On 11-Sep-09, at 11:26 AM, Brian Harvey wrote:

>> The REPL is first and foremost a programming
>> convenience for interactive development. It is not meant to be an  
>> end user
>> interface, and it is not meant to be some "primary means" of  
>> deploying
>> software programs, at least not in most cases. Usually, software is
>> deployed in files, and not typed in manually or loaded through the  
>> REPL.
>
> I categorically reject this view.  You are thinking of C, or C++, or  
> Java.
>
> What makes Lisp Lisp is two non-negotiable things: lambda, and the  
> repl.
> Compilers are negotiable.  Efficiency is negotiable.  The REPL is not.
>
> If you want to invent some very complicated way to implement the  
> REPL that
> allows for the other things you want to do, *while still 100%  
> maintaining
> traditional correct REPL behavior*, more power to you.

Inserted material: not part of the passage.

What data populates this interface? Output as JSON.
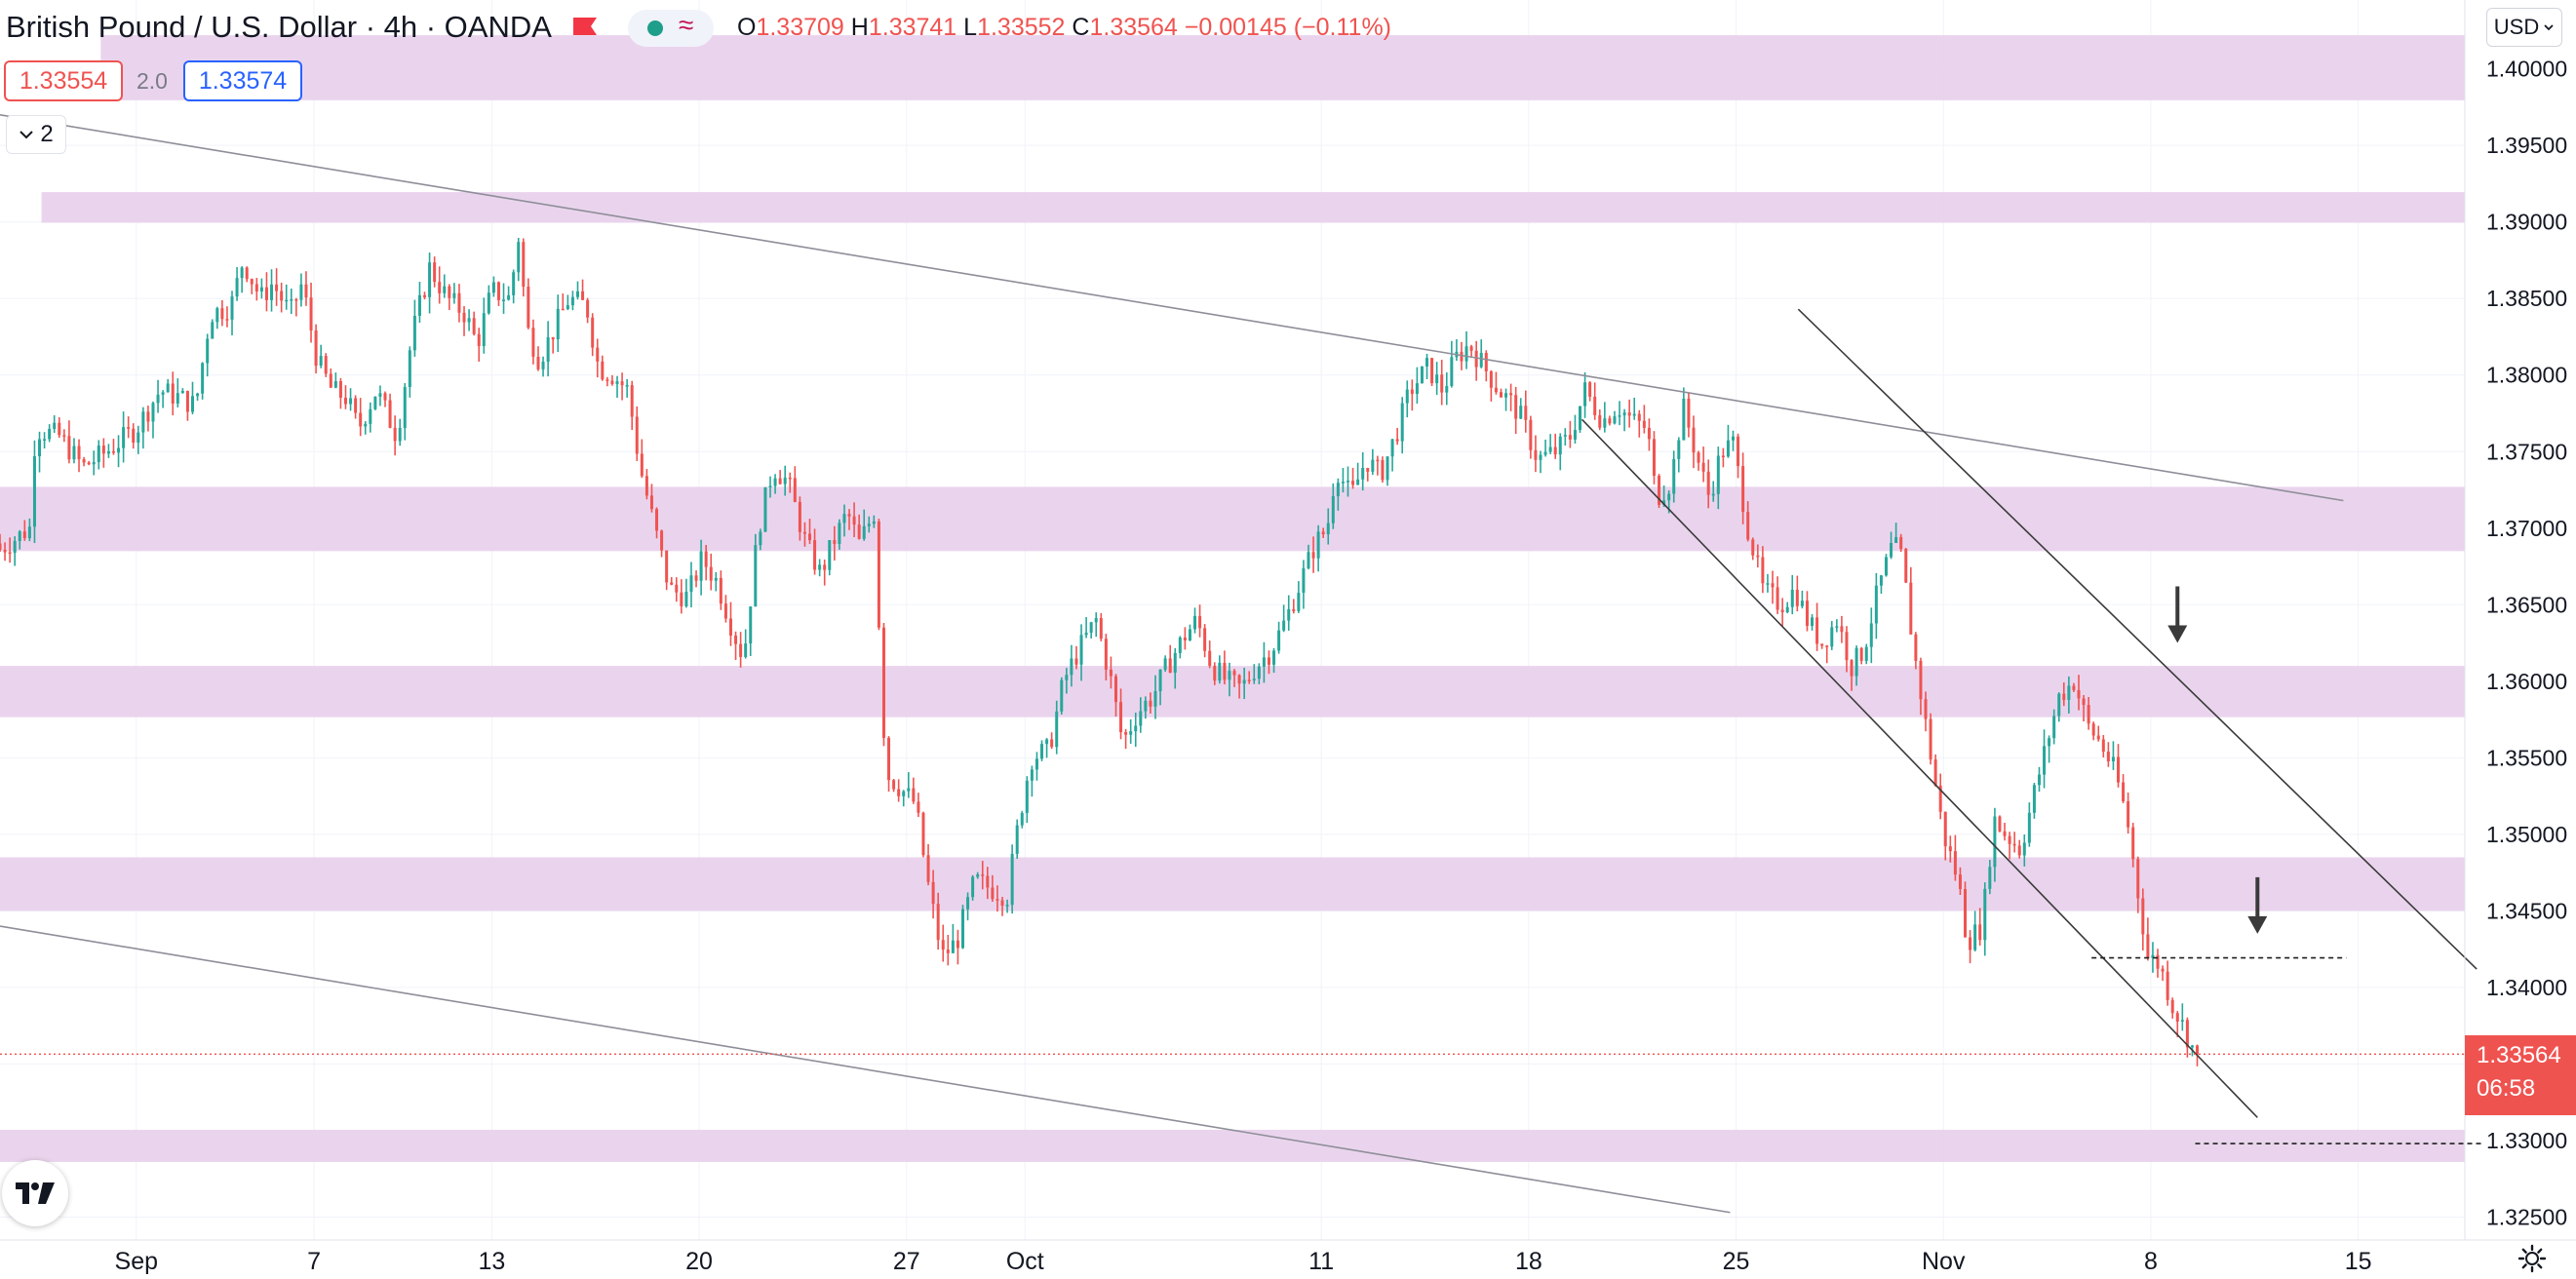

I agree with this view, but I think your emphasis on the REPL is not  
quite right.  The "features" I believe are more fundamental (in the  
Lisp mindset) are dynamism and introspection.  Dynamism means that  
things can change late in the game (e.g. redefinition/mutation of a  
variable at run time).  Introspection means that you have access at  
run time to internal parts of the system from the system itself (e.g.  
s-expressions, eval, macros).  The REPL is a debugging tool and  
development paradigm that is possible because of these features.